4. Diferir, solo si conviene
Los pagos corrientes y los pagos diferidos no son lo mismo, y entender la diferencia es clave. “Diferir una compra solo es recomendable cuando se trata de cuotas sin intereses y, aun así, debe hacerse con criterio”. Este tipo de pagos puede funcionar para gastos puntuales y necesarios, como temas de salud, educación o la compra de un electrodoméstico.
Sin embargo, incluso cuando no hay intereses, no es aconsejable diferir gastos cotidianos como el supermercado, restaurantes o consumos recurrentes. “Hacerlo compromete flujos futuros y reduce su margen de maniobra mensual, ya que esos gastos se repiten y no siempre se puede prever la misma disponibilidad de recursos”. En estos casos, lo más apropiado es pagar de forma corriente y reservar el diferido para compras específicas.
5. Las fechas sí importan
Conocer la fecha de corte y la fecha de pago de su tarjeta de crédito es fundamental para manejarla con inteligencia. Si realiza una compra justo después de la fecha de corte, puede extender el plazo de pago y, en muchos casos, llegar a tener más de 40 días para pagar sin generar intereses. Por eso, saber esto le permite planificar mejor sus consumos, aprovechar los tiempos a su favor y evitar cargos innecesarios.

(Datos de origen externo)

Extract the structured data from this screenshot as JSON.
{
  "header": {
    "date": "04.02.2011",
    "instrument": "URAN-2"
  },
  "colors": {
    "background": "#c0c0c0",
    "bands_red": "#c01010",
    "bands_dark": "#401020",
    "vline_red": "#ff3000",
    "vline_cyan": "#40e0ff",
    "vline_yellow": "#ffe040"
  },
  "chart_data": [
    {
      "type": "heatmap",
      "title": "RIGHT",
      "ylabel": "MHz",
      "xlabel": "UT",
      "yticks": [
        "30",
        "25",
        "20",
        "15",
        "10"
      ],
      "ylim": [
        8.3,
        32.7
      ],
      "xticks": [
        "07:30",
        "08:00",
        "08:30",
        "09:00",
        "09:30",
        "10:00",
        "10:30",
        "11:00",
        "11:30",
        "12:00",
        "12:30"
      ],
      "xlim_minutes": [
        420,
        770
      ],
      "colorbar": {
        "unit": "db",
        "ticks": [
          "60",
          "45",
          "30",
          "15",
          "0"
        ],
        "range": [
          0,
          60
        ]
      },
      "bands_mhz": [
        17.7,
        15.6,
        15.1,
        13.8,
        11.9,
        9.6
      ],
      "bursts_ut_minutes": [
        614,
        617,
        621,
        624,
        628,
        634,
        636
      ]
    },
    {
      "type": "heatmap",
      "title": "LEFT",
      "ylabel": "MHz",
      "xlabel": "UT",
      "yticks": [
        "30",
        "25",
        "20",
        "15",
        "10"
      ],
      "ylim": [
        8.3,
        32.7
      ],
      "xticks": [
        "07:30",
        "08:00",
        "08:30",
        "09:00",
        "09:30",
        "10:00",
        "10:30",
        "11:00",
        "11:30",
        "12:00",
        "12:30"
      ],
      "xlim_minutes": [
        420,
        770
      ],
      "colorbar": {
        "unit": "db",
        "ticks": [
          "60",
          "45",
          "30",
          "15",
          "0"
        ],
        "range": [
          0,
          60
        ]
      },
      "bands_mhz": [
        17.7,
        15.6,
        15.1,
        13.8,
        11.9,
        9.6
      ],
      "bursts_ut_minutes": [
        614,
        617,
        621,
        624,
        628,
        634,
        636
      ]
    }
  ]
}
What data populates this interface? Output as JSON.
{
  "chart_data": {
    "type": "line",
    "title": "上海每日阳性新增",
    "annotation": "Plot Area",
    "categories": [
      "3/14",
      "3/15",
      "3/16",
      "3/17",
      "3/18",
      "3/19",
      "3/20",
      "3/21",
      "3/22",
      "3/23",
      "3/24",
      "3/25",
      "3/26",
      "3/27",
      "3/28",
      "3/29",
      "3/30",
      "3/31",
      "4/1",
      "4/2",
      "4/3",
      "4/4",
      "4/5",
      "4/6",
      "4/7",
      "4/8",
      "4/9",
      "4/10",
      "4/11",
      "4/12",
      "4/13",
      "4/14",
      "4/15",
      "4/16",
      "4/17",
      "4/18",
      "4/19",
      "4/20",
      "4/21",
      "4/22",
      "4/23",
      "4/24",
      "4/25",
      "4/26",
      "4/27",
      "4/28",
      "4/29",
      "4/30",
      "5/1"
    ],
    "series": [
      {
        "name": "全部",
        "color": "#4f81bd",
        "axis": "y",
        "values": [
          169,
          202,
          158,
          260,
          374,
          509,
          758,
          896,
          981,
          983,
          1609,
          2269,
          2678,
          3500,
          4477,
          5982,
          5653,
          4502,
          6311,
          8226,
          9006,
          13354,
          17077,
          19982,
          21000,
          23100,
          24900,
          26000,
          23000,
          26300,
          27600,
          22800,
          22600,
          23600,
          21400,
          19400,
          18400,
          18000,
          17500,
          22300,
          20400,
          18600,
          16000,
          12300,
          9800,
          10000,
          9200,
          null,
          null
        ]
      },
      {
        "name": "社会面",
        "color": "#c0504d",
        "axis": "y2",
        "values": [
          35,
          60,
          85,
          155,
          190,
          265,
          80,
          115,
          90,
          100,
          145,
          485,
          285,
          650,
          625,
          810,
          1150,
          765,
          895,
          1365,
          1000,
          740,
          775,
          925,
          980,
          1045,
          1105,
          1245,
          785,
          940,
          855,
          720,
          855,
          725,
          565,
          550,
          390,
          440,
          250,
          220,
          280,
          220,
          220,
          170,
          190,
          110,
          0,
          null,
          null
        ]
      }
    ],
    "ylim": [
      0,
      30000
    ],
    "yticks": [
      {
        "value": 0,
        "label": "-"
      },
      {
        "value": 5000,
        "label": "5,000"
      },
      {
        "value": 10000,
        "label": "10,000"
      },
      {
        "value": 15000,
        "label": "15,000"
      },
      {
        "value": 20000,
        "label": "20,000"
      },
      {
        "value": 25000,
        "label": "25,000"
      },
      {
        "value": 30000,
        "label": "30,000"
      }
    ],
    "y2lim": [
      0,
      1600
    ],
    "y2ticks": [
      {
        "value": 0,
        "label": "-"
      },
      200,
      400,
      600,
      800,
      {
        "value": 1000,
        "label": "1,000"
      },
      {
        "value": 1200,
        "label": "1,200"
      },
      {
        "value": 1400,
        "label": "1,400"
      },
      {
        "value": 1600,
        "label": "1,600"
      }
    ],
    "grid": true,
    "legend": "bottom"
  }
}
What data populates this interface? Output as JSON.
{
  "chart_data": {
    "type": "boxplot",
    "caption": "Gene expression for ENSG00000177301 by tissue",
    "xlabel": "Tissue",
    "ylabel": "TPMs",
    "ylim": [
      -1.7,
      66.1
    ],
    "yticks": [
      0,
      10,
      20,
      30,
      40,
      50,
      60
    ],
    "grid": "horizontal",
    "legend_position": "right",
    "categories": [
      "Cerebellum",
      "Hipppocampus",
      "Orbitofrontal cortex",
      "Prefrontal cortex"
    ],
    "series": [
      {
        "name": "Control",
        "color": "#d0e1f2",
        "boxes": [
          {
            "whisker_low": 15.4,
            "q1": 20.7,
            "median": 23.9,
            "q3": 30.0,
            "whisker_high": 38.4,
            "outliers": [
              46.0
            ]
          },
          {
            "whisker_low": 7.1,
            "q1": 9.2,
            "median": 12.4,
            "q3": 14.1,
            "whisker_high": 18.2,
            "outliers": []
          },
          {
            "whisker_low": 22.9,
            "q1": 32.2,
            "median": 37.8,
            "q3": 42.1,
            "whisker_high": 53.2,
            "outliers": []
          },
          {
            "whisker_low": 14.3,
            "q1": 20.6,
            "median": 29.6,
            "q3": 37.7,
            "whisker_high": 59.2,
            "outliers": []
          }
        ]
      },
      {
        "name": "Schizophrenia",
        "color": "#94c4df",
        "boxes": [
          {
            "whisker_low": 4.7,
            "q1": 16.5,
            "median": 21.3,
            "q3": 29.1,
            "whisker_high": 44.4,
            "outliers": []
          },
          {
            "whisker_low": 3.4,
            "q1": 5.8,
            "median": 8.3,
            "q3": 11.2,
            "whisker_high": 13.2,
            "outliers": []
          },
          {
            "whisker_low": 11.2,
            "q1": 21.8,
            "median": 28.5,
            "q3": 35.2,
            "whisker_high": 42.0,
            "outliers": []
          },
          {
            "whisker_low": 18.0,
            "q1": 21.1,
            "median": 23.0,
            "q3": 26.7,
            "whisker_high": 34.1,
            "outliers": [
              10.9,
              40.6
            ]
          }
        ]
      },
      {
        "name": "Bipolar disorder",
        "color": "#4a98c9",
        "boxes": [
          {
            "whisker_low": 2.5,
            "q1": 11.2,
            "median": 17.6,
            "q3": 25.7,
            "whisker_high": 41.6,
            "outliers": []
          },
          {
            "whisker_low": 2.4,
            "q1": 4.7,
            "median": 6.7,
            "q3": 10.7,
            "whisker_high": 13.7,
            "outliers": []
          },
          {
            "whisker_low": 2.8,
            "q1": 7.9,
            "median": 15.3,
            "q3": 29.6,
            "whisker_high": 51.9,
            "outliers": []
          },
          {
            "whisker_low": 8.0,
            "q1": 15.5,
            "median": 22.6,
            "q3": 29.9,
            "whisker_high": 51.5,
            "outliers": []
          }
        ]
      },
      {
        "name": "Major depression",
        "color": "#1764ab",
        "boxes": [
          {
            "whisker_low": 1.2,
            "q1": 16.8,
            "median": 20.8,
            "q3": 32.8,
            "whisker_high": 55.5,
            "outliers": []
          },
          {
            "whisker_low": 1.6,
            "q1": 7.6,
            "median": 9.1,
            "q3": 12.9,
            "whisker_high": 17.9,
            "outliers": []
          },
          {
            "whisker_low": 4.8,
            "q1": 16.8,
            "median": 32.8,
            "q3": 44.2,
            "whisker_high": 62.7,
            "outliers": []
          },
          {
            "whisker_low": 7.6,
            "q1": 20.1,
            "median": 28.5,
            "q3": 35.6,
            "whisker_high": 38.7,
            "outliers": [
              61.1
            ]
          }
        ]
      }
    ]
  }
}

6. Menos tarjetas, más control
Tener muchas tarjetas de crédito no significa manejar mejor el dinero. Mantener una sola como principal y reducir la cantidad de plásticos facilita el orden, mejora el control de los gastos y evita confusiones innecesarias al momento de pagar. No se trata de acumular tarjetas, sino de usar pocas y manejarlas bien. Una como principal suele ser más que suficiente para llevar un control claro del consumo mensual.
7. Revisar, no solo pagar
Arellano añade que pagar el estado de cuenta no debería ser el único objetivo del mes. Revisarlo con atención es igual de importante. Tomarse el tiempo para analizar los consumos permite identificar en qué se está gastando, detectar hábitos repetitivos y, en algunos casos, corregir excesos que pasan desapercibidos. La revisión constante ayuda a tomar mejores decisiones financieras y a entender con mayor claridad su comportamiento de consumo.
8. Beneficios que valgan la pena
Las tarjetas de crédito suelen ofrecer beneficios como millas, cashback o programas de recompensas, y bien utilizados pueden ser un plus interesante. Sin embargo, muchas de estas también incluyen costos de mantenimiento. Por eso, lo recomendable es contar con una que ofrezca múltiples beneficios reales y, si se justifica, otra que la complemente. “No todas necesitan ofrecer recompensas, sobre todo si estos beneficios implican pagos mensuales que no se compensan con el uso que se les da”.
9. Seguro de desgravamen
Es una herramienta preventiva y puede ser útil, siempre que se entienda cómo funciona (póliza que cubre el saldo de una deuda si el titular fallece o sufre invalidez total) y cuánto cuesta. Antes de aceptarlo, es importante preguntar si es obligatorio y qué cobertura ofrece. Si viene incluido sin mayor explicación, conviene evaluarlo con cuidado. Un seguro no es negativo, pero debe ser una decisión informada, ya que representa un gasto mensual adicional que impacta el presupuesto.
10. Avances, el último recurso
Hacer un avance en efectivo con la tarjeta de crédito equivale, en la práctica, a solicitar un crédito de consumo, con tasas de interés que suelen ser altas. Aunque ofrece acceso rápido a liquidez, su costo lo convierte en una opción poco conveniente para gastos cotidianos. Solo debería considerarse en situaciones puntuales y justificadas, como una inversión o una oportunidad específica. De lo contrario, es preferible evaluar otras fuentes de financiamiento más económicas.